According to it, a dissolution of the National Assembly could be a way to calm tensions, but “the key is to find a solution which will achieve consensus until the presidential election of 2023”. A challenge given the gulf that today separates the two camps, but also their internal division.

If the Malian president said he was ready for dialogue and to open the doors of a new government to his opponents, he would however not be willing so far to let go of his prime minister, Boubou Cissé, and his control of the ministries of sovereignty. On the other side, Imam Dicko did not refuse conciliation, but he now finds himself worked by a base, especially young activists, who hope for nothing more than to bring about the fall of the regime.

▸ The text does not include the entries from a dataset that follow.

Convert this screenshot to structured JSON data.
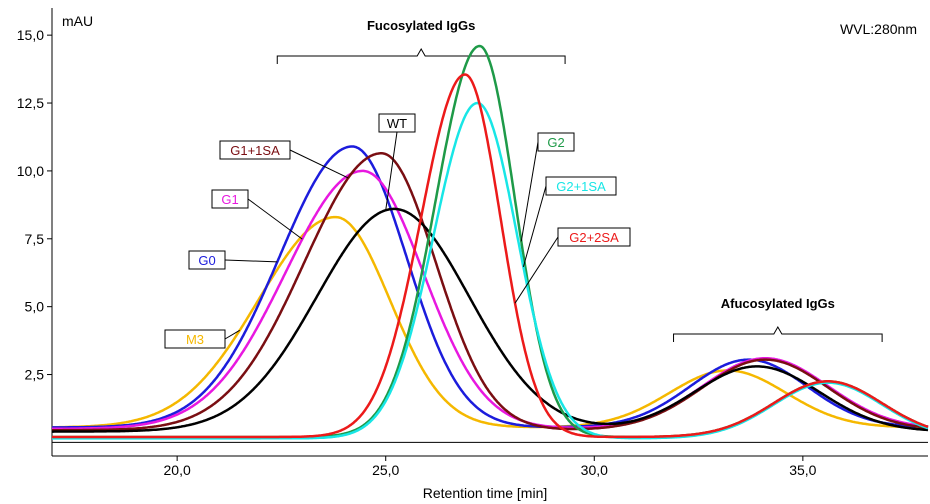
{
  "chart_data": {
    "type": "line",
    "title": "",
    "xlabel": "Retention time  [min]",
    "ylabel": "mAU",
    "corner_label": "WVL:280nm",
    "xlim": [
      17.0,
      38.0
    ],
    "ylim": [
      -0.5,
      16.0
    ],
    "x_ticks": [
      {
        "v": 20,
        "t": "20,0"
      },
      {
        "v": 25,
        "t": "25,0"
      },
      {
        "v": 30,
        "t": "30,0"
      },
      {
        "v": 35,
        "t": "35,0"
      }
    ],
    "y_ticks": [
      {
        "v": 2.5,
        "t": "2,5"
      },
      {
        "v": 5,
        "t": "5,0"
      },
      {
        "v": 7.5,
        "t": "7,5"
      },
      {
        "v": 10,
        "t": "10,0"
      },
      {
        "v": 12.5,
        "t": "12,5"
      },
      {
        "v": 15,
        "t": "15,0"
      }
    ],
    "groups": [
      {
        "label": "Fucosylated IgGs",
        "x_from": 22.4,
        "x_to": 29.3
      },
      {
        "label": "Afucosylated IgGs",
        "x_from": 31.9,
        "x_to": 36.9
      }
    ],
    "series": [
      {
        "name": "M3",
        "color": "#f5b800",
        "baseline": 0.55,
        "peaks": [
          {
            "x": 23.8,
            "h": 7.75,
            "wl": 1.85,
            "wr": 1.3
          },
          {
            "x": 33.2,
            "h": 2.1,
            "wl": 1.4,
            "wr": 1.4
          }
        ],
        "label_pos": "left"
      },
      {
        "name": "G0",
        "color": "#1c1cdc",
        "baseline": 0.55,
        "peaks": [
          {
            "x": 24.2,
            "h": 10.35,
            "wl": 1.75,
            "wr": 1.3
          },
          {
            "x": 33.7,
            "h": 2.5,
            "wl": 1.4,
            "wr": 1.4
          }
        ],
        "label_pos": "left"
      },
      {
        "name": "G1",
        "color": "#e818e0",
        "baseline": 0.5,
        "peaks": [
          {
            "x": 24.45,
            "h": 9.5,
            "wl": 1.85,
            "wr": 1.45
          },
          {
            "x": 34.1,
            "h": 2.6,
            "wl": 1.5,
            "wr": 1.5
          }
        ],
        "label_pos": "left"
      },
      {
        "name": "G1+1SA",
        "color": "#7a0e12",
        "baseline": 0.45,
        "peaks": [
          {
            "x": 24.9,
            "h": 10.2,
            "wl": 1.85,
            "wr": 1.3
          },
          {
            "x": 34.1,
            "h": 2.6,
            "wl": 1.5,
            "wr": 1.5
          }
        ],
        "label_pos": "left"
      },
      {
        "name": "WT",
        "color": "#000000",
        "baseline": 0.4,
        "peaks": [
          {
            "x": 25.2,
            "h": 8.2,
            "wl": 1.85,
            "wr": 1.8
          },
          {
            "x": 33.9,
            "h": 2.4,
            "wl": 1.5,
            "wr": 1.5
          }
        ],
        "label_pos": "top"
      },
      {
        "name": "G2",
        "color": "#1e9a48",
        "baseline": 0.2,
        "peaks": [
          {
            "x": 27.25,
            "h": 14.4,
            "wl": 1.05,
            "wr": 0.85
          },
          {
            "x": 35.6,
            "h": 2.05,
            "wl": 1.3,
            "wr": 1.3
          }
        ],
        "label_pos": "right"
      },
      {
        "name": "G2+1SA",
        "color": "#18e6e6",
        "baseline": 0.15,
        "peaks": [
          {
            "x": 27.2,
            "h": 12.35,
            "wl": 1.05,
            "wr": 0.95
          },
          {
            "x": 35.6,
            "h": 2.05,
            "wl": 1.3,
            "wr": 1.3
          }
        ],
        "label_pos": "right"
      },
      {
        "name": "G2+2SA",
        "color": "#ec1a1a",
        "baseline": 0.2,
        "peaks": [
          {
            "x": 26.9,
            "h": 13.35,
            "wl": 1.05,
            "wr": 0.85
          },
          {
            "x": 35.6,
            "h": 2.05,
            "wl": 1.3,
            "wr": 1.3
          }
        ],
        "label_pos": "right"
      }
    ]
  }
}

Irony of the moment, while most of Mali’s neighbors as well as its Western partners do not miss an opportunity to denounce the hesitant character of President Ibrahim Boubacar Keïta, who “changes his mind several times a day”, according to a French official, It is at the moment when he appears most in difficulty that they have woven him the best protection. In its final communiqué, ECOWAS recalled that “no form of unconstitutional change in the accession to power will be accepted”. The memory of the 2012 overthrow of President Amadou Toumani Touré by a coup d’état, which precipitated Mali’s descent into hell, still occupies people’s minds.

Today the country, without a government for over a month, finds itself in an unnamed power vacuum. In the opinion of many of its visitors, “IBK” now appears physically weakened. But, for the mediators of the crisis, the fear of an institutional vacuum is stronger than anything. “‘IBK’ did not do the things he should have done, but we try to explain that his departure will not solve anything. If this happens, the Malian state will continue to collapse and no one will come and pick up the pieces,” warns an African diplomat.